Labour MP Holly Lynch urged the pharmacy minister to “get a grip” on the problem of medicine shortages in a parliamentary debate this week, bringing a recent Pharmacy Magazine poster campaign to the minister’s attention.

Ms Lynch, who brought the October 2 debate on the role of community pharmacy, spoke of the growing problem of medicines shortages and of the financial pressures the sector has faced in recent years.

“Pharmacies have no ability to absorb the costly hours spent sourcing drugs or speaking to GPs about possible alternatives,” she said, citing a case in Bristol where EpiPen users “are now being told to use their old EpiPens up to four months after the expiry date”.

Of Pharmacy Magazine’s campaign, she said “we very much hear those concerns and we are here to ask the minister to get a grip on this problem.”

“Massive” cash flow problems

Pharmacy Magazine campaign

Ms Lynch said that while Brexit was “inevitably a factor that will play out over the coming weeks and months,” the causes of shortages are numerous and complex. Global market forces are a factor, she said, as is the “manipulation of the markets by some wholesalers to deliberately push up prices”.

She spoke of the “massive” cash flow issues shortages create, commenting that pharmacists “are not always reimbursed what they have paid out for drugs, particularly drugs that are in short supply”.

Of naproxen, she said “one of my local pharmacies tells me that earlier this year the cost of a box shot up from about 26p to about £15”.

Former Lib Dem leader Tim Farron told of a pharmacist in his constituency who had “received in one single month £5,000 less in NHS payments than they had to pay out in wholesale drug payments”.

Cuts a “near fatal blow”

Ms Lynch told MPs that cuts of over £5bn to the sector’s annual funding envelope had dealt a “near fatal blow to the service nationwide” and that the promise of flat funding under the new contractual framework would “see pharmacies unable to meet costs”.

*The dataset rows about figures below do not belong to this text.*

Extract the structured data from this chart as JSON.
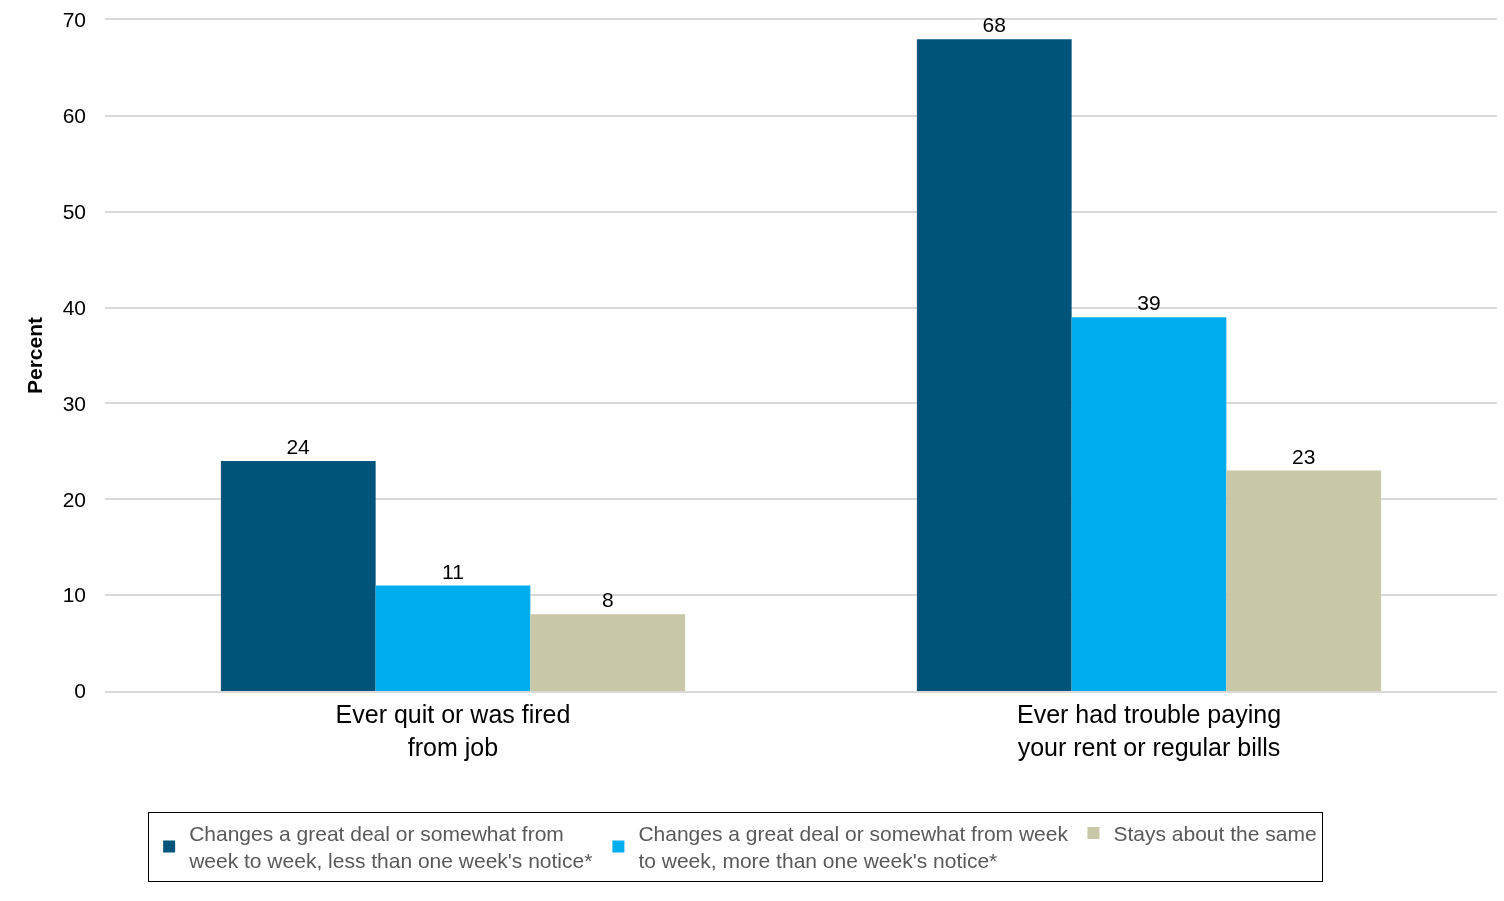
{
  "chart_data": {
    "type": "bar",
    "ylabel": "Percent",
    "categories": [
      "Ever quit or was fired\nfrom job",
      "Ever had trouble paying\nyour rent or regular bills"
    ],
    "series": [
      {
        "name": "Changes a great deal or somewhat from\nweek to week, less than one week's notice*",
        "color": "#00547a",
        "values": [
          24,
          68
        ]
      },
      {
        "name": "Changes a great deal or somewhat from week\nto week, more than one week's notice*",
        "color": "#00aeef",
        "values": [
          11,
          39
        ]
      },
      {
        "name": "Stays about the same",
        "color": "#c8c8a9",
        "values": [
          8,
          23
        ]
      }
    ],
    "ylim": [
      0,
      70
    ],
    "yticks": [
      0,
      10,
      20,
      30,
      40,
      50,
      60,
      70
    ],
    "grid": "y",
    "legend": "bottom",
    "data_labels": true
  }
}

She warned that while the framework’s emphasis on community pharmacies playing a greater role was “very welcome,” pharmacies that are forced to close “can deliver diddly-squat”.

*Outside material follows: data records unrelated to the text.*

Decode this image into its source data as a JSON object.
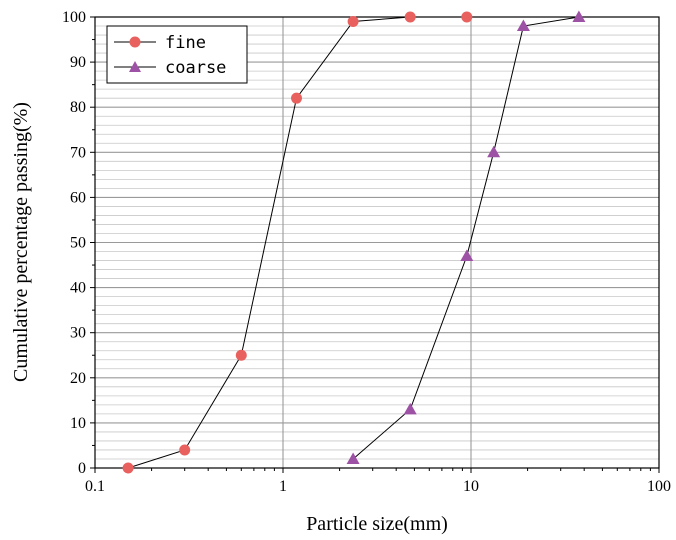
{
  "chart_data": {
    "type": "line",
    "title": "",
    "xlabel": "Particle size(mm)",
    "ylabel": "Cumulative percentage passing(%)",
    "x_scale": "log",
    "xlim": [
      0.1,
      100
    ],
    "ylim": [
      0,
      100
    ],
    "x_ticks": [
      {
        "value": 0.1,
        "label": "0.1"
      },
      {
        "value": 1,
        "label": "1"
      },
      {
        "value": 10,
        "label": "10"
      },
      {
        "value": 100,
        "label": "100"
      }
    ],
    "y_ticks": [
      {
        "value": 0,
        "label": "0"
      },
      {
        "value": 10,
        "label": "10"
      },
      {
        "value": 20,
        "label": "20"
      },
      {
        "value": 30,
        "label": "30"
      },
      {
        "value": 40,
        "label": "40"
      },
      {
        "value": 50,
        "label": "50"
      },
      {
        "value": 60,
        "label": "60"
      },
      {
        "value": 70,
        "label": "70"
      },
      {
        "value": 80,
        "label": "80"
      },
      {
        "value": 90,
        "label": "90"
      },
      {
        "value": 100,
        "label": "100"
      }
    ],
    "grid": true,
    "legend_position": "top-left",
    "series": [
      {
        "name": "fine",
        "marker": "circle",
        "color": "#e8615f",
        "x": [
          0.15,
          0.3,
          0.6,
          1.18,
          2.36,
          4.75,
          9.5
        ],
        "y": [
          0,
          4,
          25,
          82,
          99,
          100,
          100
        ]
      },
      {
        "name": "coarse",
        "marker": "triangle",
        "color": "#9e52a5",
        "x": [
          2.36,
          4.75,
          9.5,
          13.2,
          19,
          37.5
        ],
        "y": [
          2,
          13,
          47,
          70,
          98,
          100
        ]
      }
    ]
  }
}
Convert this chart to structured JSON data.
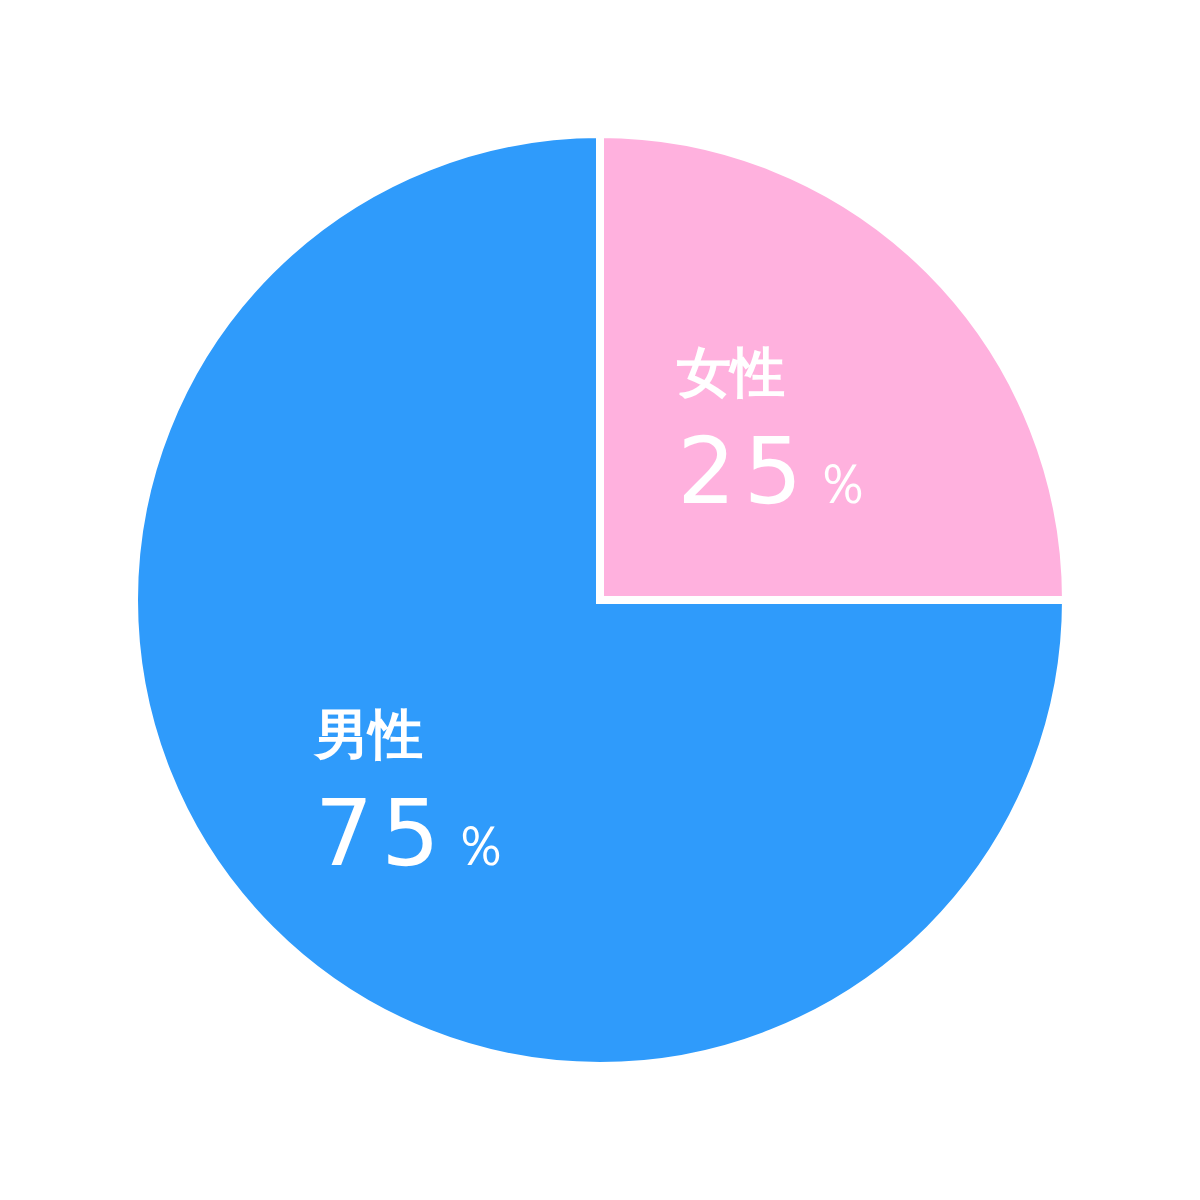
{
  "chart_data": {
    "type": "pie",
    "categories": [
      "女性",
      "男性"
    ],
    "values": [
      25,
      75
    ],
    "colors": [
      "#ffb1de",
      "#2f9bfb"
    ],
    "value_labels": [
      "25％",
      "75％"
    ]
  }
}
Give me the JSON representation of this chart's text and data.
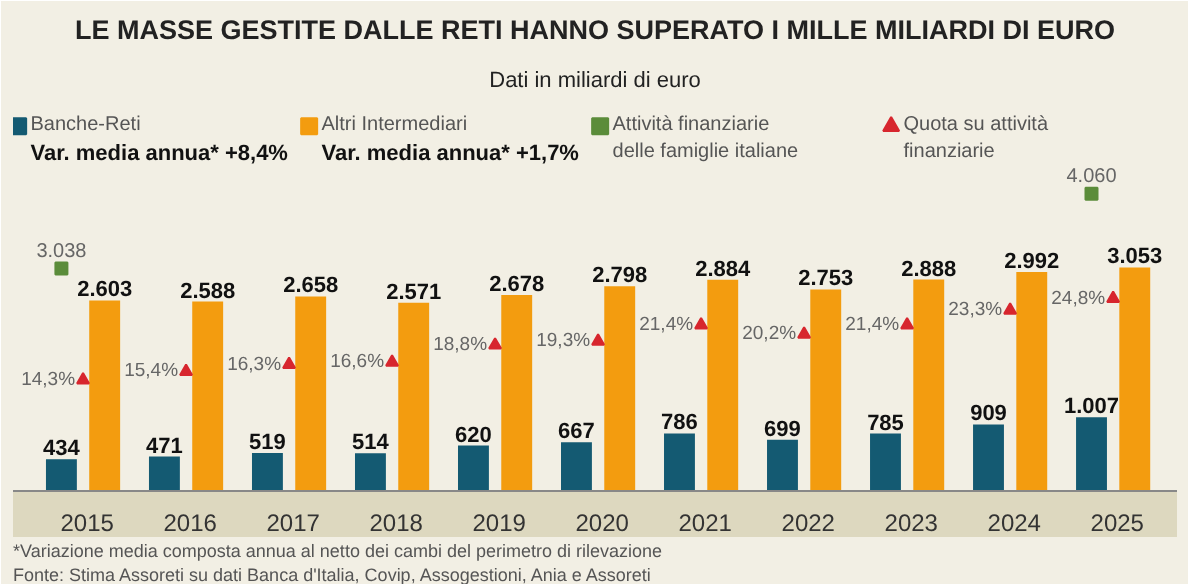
{
  "chart_data": {
    "type": "bar",
    "title": "LE MASSE GESTITE DALLE RETI HANNO SUPERATO I MILLE MILIARDI DI EURO",
    "subtitle": "Dati in miliardi di euro",
    "categories": [
      "2015",
      "2016",
      "2017",
      "2018",
      "2019",
      "2020",
      "2021",
      "2022",
      "2023",
      "2024",
      "2025"
    ],
    "series": [
      {
        "name": "Banche-Reti",
        "color": "#145a72",
        "values": [
          434,
          471,
          519,
          514,
          620,
          667,
          786,
          699,
          785,
          909,
          1007
        ],
        "value_labels": [
          "434",
          "471",
          "519",
          "514",
          "620",
          "667",
          "786",
          "699",
          "785",
          "909",
          "1.007"
        ]
      },
      {
        "name": "Altri Intermediari",
        "color": "#f39c0f",
        "values": [
          2603,
          2588,
          2658,
          2571,
          2678,
          2798,
          2884,
          2753,
          2888,
          2992,
          3053
        ],
        "value_labels": [
          "2.603",
          "2.588",
          "2.658",
          "2.571",
          "2.678",
          "2.798",
          "2.884",
          "2.753",
          "2.888",
          "2.992",
          "3.053"
        ]
      },
      {
        "name": "Attività finanziarie delle famiglie italiane",
        "type": "scatter",
        "marker": "square",
        "color": "#5b8c3a",
        "values": [
          3038,
          null,
          null,
          null,
          null,
          null,
          null,
          null,
          null,
          null,
          4060
        ],
        "value_labels": [
          "3.038",
          null,
          null,
          null,
          null,
          null,
          null,
          null,
          null,
          null,
          "4.060"
        ]
      },
      {
        "name": "Quota su attività finanziarie",
        "type": "scatter",
        "marker": "triangle",
        "axis": "y2",
        "color": "#d7262e",
        "values": [
          14.3,
          15.4,
          16.3,
          16.6,
          18.8,
          19.3,
          21.4,
          20.2,
          21.4,
          23.3,
          24.8
        ],
        "value_labels": [
          "14,3%",
          "15,4%",
          "16,3%",
          "16,6%",
          "18,8%",
          "19,3%",
          "21,4%",
          "20,2%",
          "21,4%",
          "23,3%",
          "24,8%"
        ]
      }
    ],
    "annotations": [
      "Var. media annua* +8,4%",
      "Var. media annua* +1,7%",
      "*Variazione media composta annua al netto dei cambi del perimetro di rilevazione",
      "Fonte: Stima Assoreti su dati Banca d'Italia, Covip, Assogestioni, Ania e Assoreti"
    ],
    "ylim": [
      0,
      5300
    ],
    "y2lim": [
      0,
      50
    ],
    "tick_labels": "x",
    "legend": "top",
    "grid": false
  }
}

Pharmacy minister Jo Churchill responded that while the contractual framework has been “criticised as flat… [it is] the beginning of a programme to transform the sector”.

“A pharmacy is a private business and reimbursement is not pharmacies’ only form of income,” she said.

The DHSC’s consultation into drug tariff reforms promised to deliver a “fairer system for reimbursement” in the absence of global sum increases, Ms Churchill said, adding that the Government was exploring additional income streams such as a “broader vaccine programme”.